Wir haben daraus gelernt. Eine wehrhafte Demokratie muss allen Versuchen, die freiheitlich-demokratische Grundordnung mit Gewalt zu zerstören, frühzeitig und entschieden entgegentreten. 

Gerade jetzt, wo überall in Europa rechtsextremistische Parteien im Vormarsch sind, wo antisemitische und antiislamische Haltungen und Verschwörungstheorien in Berlin den Boden für politische Gewalt bereiten, in der die Zahl politisch motivierter Straftaten bis hin zu Mord zunimmt, brauchen wir mehr denn je die Aufklärung und Information der Ämter für Verfassungsschutz. Auch die Gefahr islamistischer Terroranschläge hat mit dem furchtbaren Anschlag auf dem Breitscheidplatz in Berlin als Höhepunkt einer Entwicklung gezeigt, dass unsere freiheitlich-demokratische Grundordnung wirksam geschützt werden muss. 
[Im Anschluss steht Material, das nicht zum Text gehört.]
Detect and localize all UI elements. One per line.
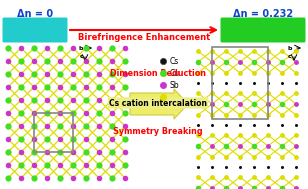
FancyBboxPatch shape — [2, 18, 67, 43]
Text: b: b — [288, 46, 292, 51]
Text: c: c — [79, 54, 83, 59]
Text: c: c — [288, 54, 292, 59]
Text: Birefringence Enhancement: Birefringence Enhancement — [78, 33, 210, 43]
Text: Δn = 0: Δn = 0 — [17, 9, 53, 19]
Bar — [212, 47, 268, 119]
Text: Cu: Cu — [170, 68, 180, 77]
Text: b: b — [79, 46, 83, 51]
Text: Dimension Reduction: Dimension Reduction — [110, 70, 206, 78]
Text: Sb: Sb — [170, 81, 180, 90]
Text: Symmetry Breaking: Symmetry Breaking — [113, 128, 203, 136]
Text: Cs: Cs — [170, 57, 179, 66]
Bar — [34, 113, 73, 152]
FancyArrow shape — [130, 89, 188, 119]
FancyBboxPatch shape — [221, 18, 306, 43]
Text: Δn = 0.232: Δn = 0.232 — [233, 9, 293, 19]
Text: Cs cation intercalation: Cs cation intercalation — [109, 98, 207, 108]
Text: Cu₃SbS₄: Cu₃SbS₄ — [12, 25, 58, 35]
Text: S: S — [170, 92, 175, 101]
Text: CsCu₃SbS₄: CsCu₃SbS₄ — [233, 25, 293, 35]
Es gibt keinen guten oder schlechten politischen oder religiösen Extremismus. Wir dürfen auch die Gefahren, die von linksextremistischen und gewaltbereiten Gruppen ausgehen, nicht ignorieren oder verharmlosen. Wer den Verfassungsschutz wegen der Überwachung von Rechtsextremisten kritisiert und gleichzeitig mit Linksextremismus sympathisiert, hat ein gestörtes Verhältnis zur Demokratie und zum Rechtsstaat. 

Dabei sind diese Gefahren für die freiheitlich-demokratische Grundordnung keineswegs gleichzusetzen. Die sog. Hufeisentheorie, nach der Links- und Rechtsextremismus gleichgesetzt werden, ist genauso falsch wie die unreflektierte Kritik an diesem Dogma und die einseitige Fokussierung auf Rechtsextremismus. Wir brauchen einen pragmatischen und differenzierten Umgang mit unterschiedlichen Gefahren, um unsere Demokratie und unseren Rechtsstaat zu schützen und zu stärken. Der Verfassungsschutz leistet hierfür einen wichtigen Beitrag und ist unverzichtbar. 

Wir wollen keine politische Polizei wie einst die Gestapo oder eine Rückkehr zum MfS, um politische Gegner zu überwachen und auszuschalten. Wir haben aus der Vergangenheit gelernt, dass das Trennungsgebot von Verfassungsschutz und Polizei und Transparenz für die demokratische Kontrolle notwendig sind. 

Der NSU – Terror hat aber auch gezeigt, dass der Verfassungsschutz schwerwiegende Versäumnisse hat entstehen lassen und dass eine strenge parlamentarische Kontrolle der Ämter für Verfassungsschutz erforderlich ist. Daher unterstützen wir die Forderung, dass der Verfassungsschutz die zunehmenden Gefahren durch Rechtsextremismus stärker in den Blick nimmt und begrüßen Reformen des Verfassungsschutzes, aus solchen Versäumnissen zu lernen und die Strukturen entsprechend anzupassen 

Zu einer freiheitlichen und offenen Gesellschaft gehört auch, dass sich der Verfassungsschutz, der in den gesetzlichen Grenzen tätig wird, öffentlicher Kritik stellen muss und einer parlamentarischen und gerichtlichen Kontrolle unterliegt. Wenn Gruppen oder Teile im Verfassungsschutzbericht als extremistisch eingestuft werden, weil dem Verfassungsschutz hierüber Erkenntnisse vorliegen, gehört es zur freiheitlich-demokratischen Gesellschaft, dies öffentlich zu diskutieren und parlamentarisch sowie ggf. gerichtlich zu klären. Einen Maulkorb für den Verfassungsschutz, Kritik an einer Partei politisch nahestehenden Gruppierungen aufzunehmen, darf es in einer freiheitlichen Demokratie nicht geben! 

Es ist ein gefährlicher Irrweg, aus Anlass einer Kritik an einer einzelnen, umstrittenen Bewertung des Verfassungsschutzes die Abschaffung des Verfassungsschutzes zu fordern und damit die Strategie der AfD zu übernehmen.